Fanny Cohen Moreau : Et, est-ce qu’on a aussi des différences dans les injures du point de vue social, est-ce qu’on trouve les mêmes injures selon qu’on est entre personnes, plutôt des marchands un peu riches ou des paysans ? Est-ce que tu as aussi une typologie sociale de l’injure ?
Chloé Tardivel : Ah, tu vois c’’est ma grande question. Et c’est vraiment très intéressant que tu me poses cette question-là, parce que, forcément, je me suis posée cette question-là. Mais c’est très difficile de le percevoir dans les sources en fait, parce que, à la fin de ma thèse, j’ai pu enquêter dans les brouillons notariaux et j’ai compris, en fait, le polissage qu’opéraient les notaires dans la retranscription de l’injure.
Fanny Cohen Moreau : … ahhhhhhhh…
Chloé Tardivel : Si tu veux, une espèce de normalisation, une transcription vers une injure standard. Donc, en fait, on perd au passage certainement des nuances sociales, même du point de vue dialectal.
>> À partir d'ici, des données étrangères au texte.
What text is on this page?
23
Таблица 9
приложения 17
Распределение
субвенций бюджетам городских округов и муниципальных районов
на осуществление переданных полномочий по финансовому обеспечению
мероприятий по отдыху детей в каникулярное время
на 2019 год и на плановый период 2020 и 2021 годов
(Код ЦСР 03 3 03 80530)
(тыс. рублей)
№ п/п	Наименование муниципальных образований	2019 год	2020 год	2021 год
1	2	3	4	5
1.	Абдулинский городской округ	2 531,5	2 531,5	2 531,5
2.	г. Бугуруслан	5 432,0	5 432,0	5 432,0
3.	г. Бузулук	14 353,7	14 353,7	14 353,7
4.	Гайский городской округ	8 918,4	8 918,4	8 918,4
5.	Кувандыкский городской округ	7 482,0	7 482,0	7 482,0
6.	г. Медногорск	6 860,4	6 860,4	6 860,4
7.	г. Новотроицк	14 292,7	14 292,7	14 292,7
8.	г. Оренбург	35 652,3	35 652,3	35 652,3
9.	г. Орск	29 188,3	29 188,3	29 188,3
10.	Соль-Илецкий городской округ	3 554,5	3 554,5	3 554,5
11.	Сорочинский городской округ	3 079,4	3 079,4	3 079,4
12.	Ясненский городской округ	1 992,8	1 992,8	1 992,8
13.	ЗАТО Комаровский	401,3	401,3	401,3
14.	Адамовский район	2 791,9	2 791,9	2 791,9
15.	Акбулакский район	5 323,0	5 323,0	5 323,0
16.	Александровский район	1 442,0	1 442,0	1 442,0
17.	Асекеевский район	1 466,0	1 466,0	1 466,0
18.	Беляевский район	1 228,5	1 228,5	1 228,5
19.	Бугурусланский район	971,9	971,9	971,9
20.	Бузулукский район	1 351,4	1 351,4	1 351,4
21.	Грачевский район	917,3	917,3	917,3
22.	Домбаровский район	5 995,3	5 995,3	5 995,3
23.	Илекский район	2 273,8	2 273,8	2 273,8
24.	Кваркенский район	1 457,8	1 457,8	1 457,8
Fanny Cohen Moreau : Alors on voit que oui, c’est un biais en fait… L’histoire est juste racontée par quelqu’un.
Chloé Tardivel : Oui. Alors c’est pour ça qu’il faut vraiment étudier tout le circuit documentaire de la parole injurieuse et de comprendre, en fait, ce que le procès-verbal que je vais lire qui est au bout de la chaîne documentaire, et bien, au préalable, il a fait l’objet de censure, on peut parler de censure de la part des notaires, parce que pour les notaires médiévaux, ce qui est le plus important, dans le but de pénaliser, c’est avant tout de retranscrire le sens même de l’injure. Si c’est une injure de caractère sexuel, peu importe finalement les mots tels qu’ils ont été prononcés. Ce qui importe avant tout, c’est de mettre dans le procès-verbal que finalement la personne a traité cette femme de « sale putain » et ça suffit parfois.
Fanny Cohen Moreau : Mais c’est plutôt, oui, on veut mettre des catégories plutôt que du sens.
Chloé Tardivel : Oui ! Par contre, quand j’ai pu enquêter dans les brouillons notariaux, c’est d’une richesse incroyable, parce que là, on a parfois des dialogues, des injures très longues qui font plusieurs lignes, donc c’est vraiment passionnant. Mais, au-delà de ça, au-delà de cette normalisation de la langue injurieuse par les notaires, et bien, comme je te disais, on peut, toutefois, saisir les grands thèmes injurieux de l’époque, les grandes typologies d’injure, insulte, malédiction, menace, mépris, en tout cas, c’est ce qui faisait sens pour les individus, pour la communauté linguistique de l’époque.
Fanny Cohen Moreau : Et alors bon ça c’est une question qu’on m’a posée sur le discord de Passion Médiévistes, d’un auditeur qui s’appelle Cefou, que je salue. Est-ce qu’il y avait des insultes géographiques ? Alors bon là, tu étudies surtout des personnes à Bologne, mais voilà, comme on dirait « espèce de Marseillais » ou « espèce de Parisien », ou quoi, est-ce qu’il y avait ça aussi ?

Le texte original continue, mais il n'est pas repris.